A Free State company under the command of John Brown Jr. set out, and the Osawatomie company joined them. On the morning of May 22, 1856, they heard of the sack of Lawrence and the arrest of Dietzler, George W. Brown, and Jenkins. However, they continued their march toward Lawrence, not knowing whether their assistance might still be needed, and encamped that night near Ottawa Creek. They remained in the vicinity until the afternoon of May 23, at which time they decided to return home.

On May 23, John Sr. selected a party to accompany him on a private expedition. John Jr. objected to their leaving his company, but seeing that his father was unyielding, he consented, telling him, "Father, be careful and commit no rash act." The company consisted of John Brown, four of his sons—Frederick, Owen, Salmon, and Oliver—Thomas Wiener, and James Townsley (who claimed later that Brown had forced him to participate in the incident), whom John had induced to carry the party in his wagon to their proposed field of operations.

Letter of Mahala Doyle to John Brown, when he was in jail awaiting execution, November 20, 1859: "Altho vengence is not mine, I confess, that I do feel gratified to hear that you ware stopt in your fiendish career at Harper's Ferry, with the loss of your two sons, you can now appreciate my distress, in Kansas, when you then and there entered my house at midnight and arrested my husband and two boys and took them out of the yard and in cold blood shot them dead in my hearing, you cant say you done it to free our slaves, we had none and never expected to own one, but has only made me a poor disconsolate widow with helpless children while I feel for your folly. I do hope & trust that you will meet your just reward. O how it pained my Heart to hear the dying groans of my Husband and children if this scrawl give you any consolation you are welcome to it.
NB [postscript] my son John Doyle whose life I begged of (you) is now grown up and is very desirous to be at Charleston [Charles Town] on the day of your execution would certainly be there if his means would permit it, that he might adjust the rope around your neck if Gov. Wise would permit it."

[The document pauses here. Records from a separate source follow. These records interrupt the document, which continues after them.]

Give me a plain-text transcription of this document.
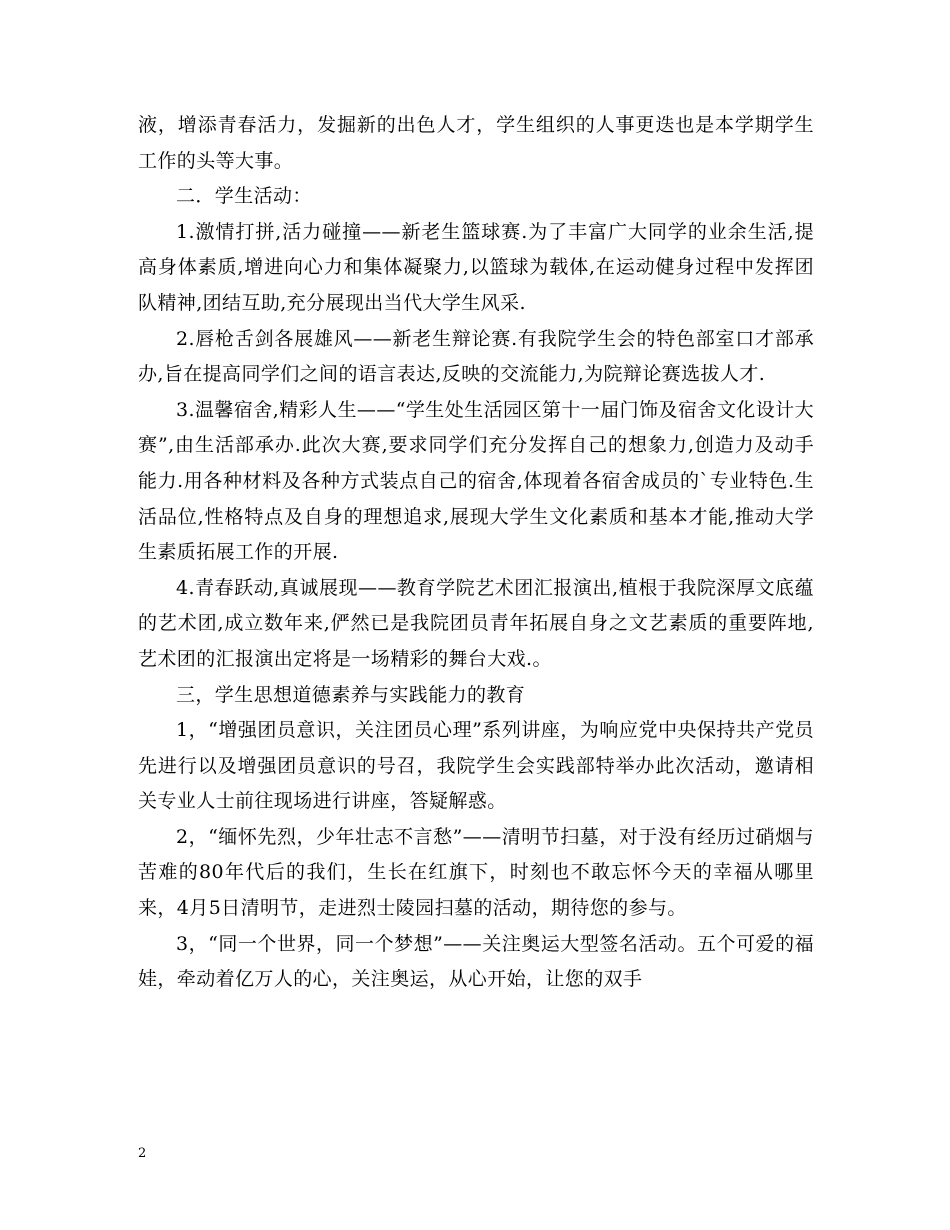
液，增添青春活力，发掘新的出色人才，学生组织的人事更迭也是本学期学生工作的头等大事。

二．学生活动：

1.激情打拼,活力碰撞——新老生篮球赛.为了丰富广大同学的业余生活,提高身体素质,增进向心力和集体凝聚力,以篮球为载体,在运动健身过程中发挥团队精神,团结互助,充分展现出当代大学生风采.

2.唇枪舌剑各展雄风——新老生辩论赛.有我院学生会的特色部室口才部承办,旨在提高同学们之间的语言表达,反映的交流能力,为院辩论赛选拔人才.

3.温馨宿舍,精彩人生——“学生处生活园区第十一届门饰及宿舍文化设计大赛”,由生活部承办.此次大赛,要求同学们充分发挥自己的想象力,创造力及动手能力.用各种材料及各种方式装点自己的宿舍,体现着各宿舍成员的`专业特色.生活品位,性格特点及自身的理想追求,展现大学生文化素质和基本才能,推动大学生素质拓展工作的开展.

4.青春跃动,真诚展现——教育学院艺术团汇报演出,植根于我院深厚文底蕴的艺术团,成立数年来,俨然已是我院团员青年拓展自身之文艺素质的重要阵地,艺术团的汇报演出定将是一场精彩的舞台大戏.。

三，学生思想道德素养与实践能力的教育

1，“增强团员意识，关注团员心理”系列讲座，为响应党中央保持共产党员先进行以及增强团员意识的号召，我院学生会实践部特举办此次活动，邀请相关专业人士前往现场进行讲座，答疑解惑。

2，“缅怀先烈，少年壮志不言愁”——清明节扫墓，对于没有经历过硝烟与苦难的80年代后的我们，生长在红旗下，时刻也不敢忘怀今天的幸福从哪里来，4月5日清明节，走进烈士陵园扫墓的活动，期待您的参与。

3，“同一个世界，同一个梦想”——关注奥运大型签名活动。五个可爱的福娃，牵动着亿万人的心，关注奥运，从心开始，让您的双手

2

They encamped that night between two deep ravines on the edge of the timber, some distance to the right of the main traveled road. There they remained unobserved until the following evening of May 24. The party left their hiding place sometime after dark and proceeded on their "secret expedition". Late in the evening, they called at the house of James P. Doyle and ordered him and his two adult sons, William and Drury, to go with them as prisoners. Doyle's 16-year-old son, John, who was not a member of the pro-slavery Law and Order Party, was spared after his mother pleaded for his life. The three men were escorted by their captors into the darkness, where Owen Brown and his brother Frederick killed them with broadswords. John Brown Sr. did not participate in the stabbing, instead firing the coup de grâce into the head of the fallen James Doyle.